Gray's book, which tells the stories of the West Indian cricketers shunned after taking part in rebel tours of apartheid South Africa, has been met with critical acclaim across the sporting press, here in the UK, in the West Indies and in his native Australia.
It was the early 80s, when 20 black West Indian cricketers were paid more than $100,000 each to go and play cricket in South Africa.
Some, such as Lawrence Rowe and Alvin Kallicharran, were household names in the Caribbean and around the world, while others were fringe players seeking a short cut out of poverty.
All would be condemned by the international cricketing fraternity. Accused of pocketing 'blood money' in order to prop up a regime that systematically discriminated against people of their own colour, they were banned for life from playing the sport they loved.
Here is the shortlist for the @WilliamHill Sports Book of the Year Award 2020!
— William Hill Sports Book Of The Year (@BookiePrize) October 27, 2020
🥊 Born Fighter by @RuqsanaBegum
🏔️ The World Beneath Their Feet by @ScottEAuthor
🏏 The Unforgiven by @AshG66
🏏 A Breath of Sadness by @IanRidley1
🇷🇺 The Rodchenkov Affair by Grigory Rodchenkov pic.twitter.com/snROUm9kIt
In many cases, they were shunned by their fellow countrymen. A few turned to drugs and gangs, some turned to God - and others found themselves begging on the streets and dealing with mental illness.
Forgotten and neglected for close to four decades, The Unforgiven tells their often-tragic stories through face-to-face interviews that explore the human cost of an onerous decision made early in these young men's lives.

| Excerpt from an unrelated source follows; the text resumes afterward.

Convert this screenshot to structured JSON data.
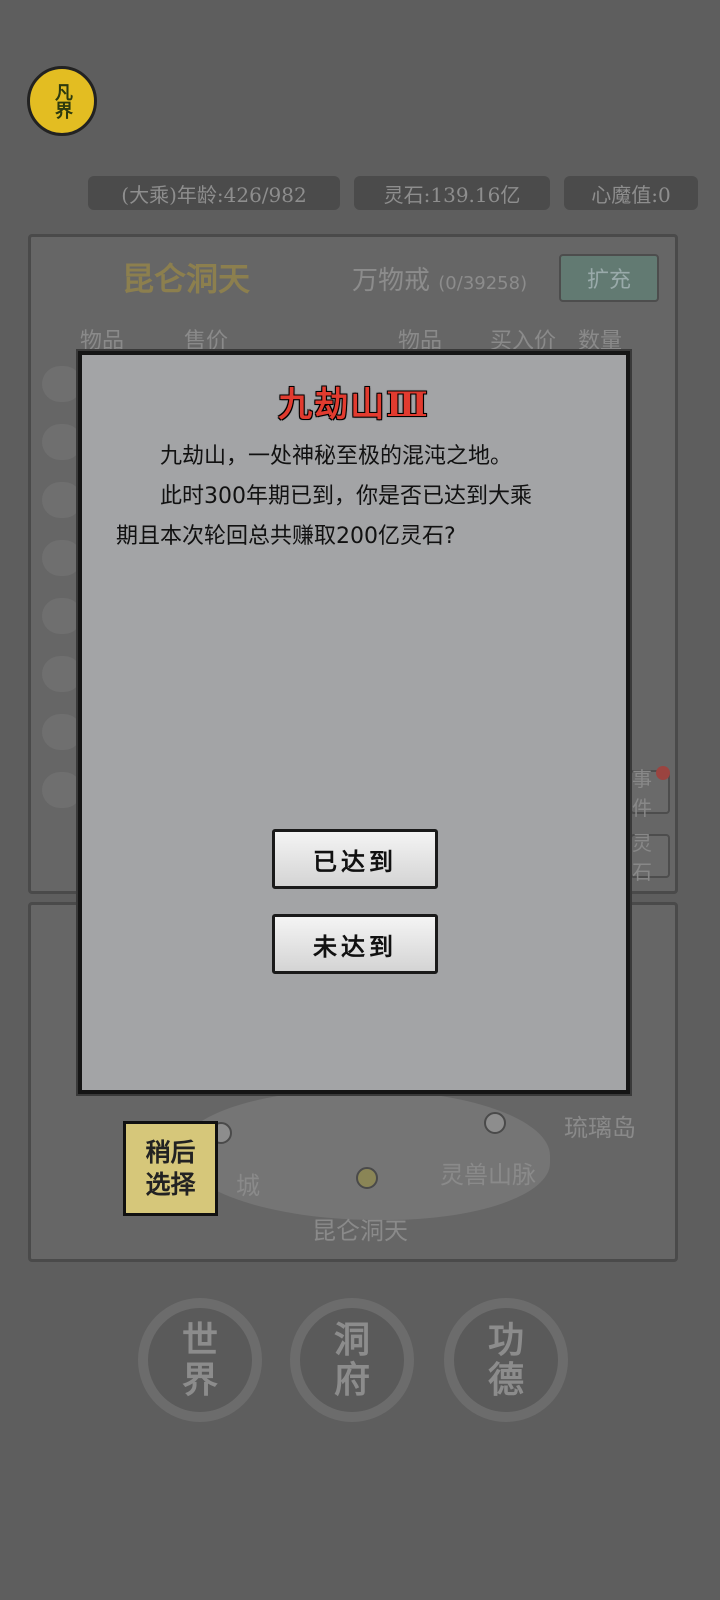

"Sometimes it helps to come at these things from an angle. There's an excellent new book about cricket and race called The Unforgiven by the Australian writer Ashley Gray. The Unforgiven tells the story of West Indian rebel tours to apartheid South Africa in the 1980s, focusing on the later lives of those players who took the Blood Rand." - Barney Ronay, The Guardian
The 2020 winner will be announced on Thursday, 3rd December at the new home of the WHSBOTY, Tottenham Hotspur Stadium.
The winner, decided by the judging panel chaired by Alyson Rudd, will collect a cheque for £30,000 and the prestigious William Hill Sports Book of the Year trophy.
Last year’s grand prize winner, Duncan Hamilton, remains the only author to have won the award three times, taking top honours in 2019 for his biography The Great Romantic: Cricket and the Golden Age of Neville Cardus – and has since become a Sunday Times Bestseller.
Other famous winners include Nick Hornby, Brian Moore, Marcus Trescothick, and two-time winner Donald McRae.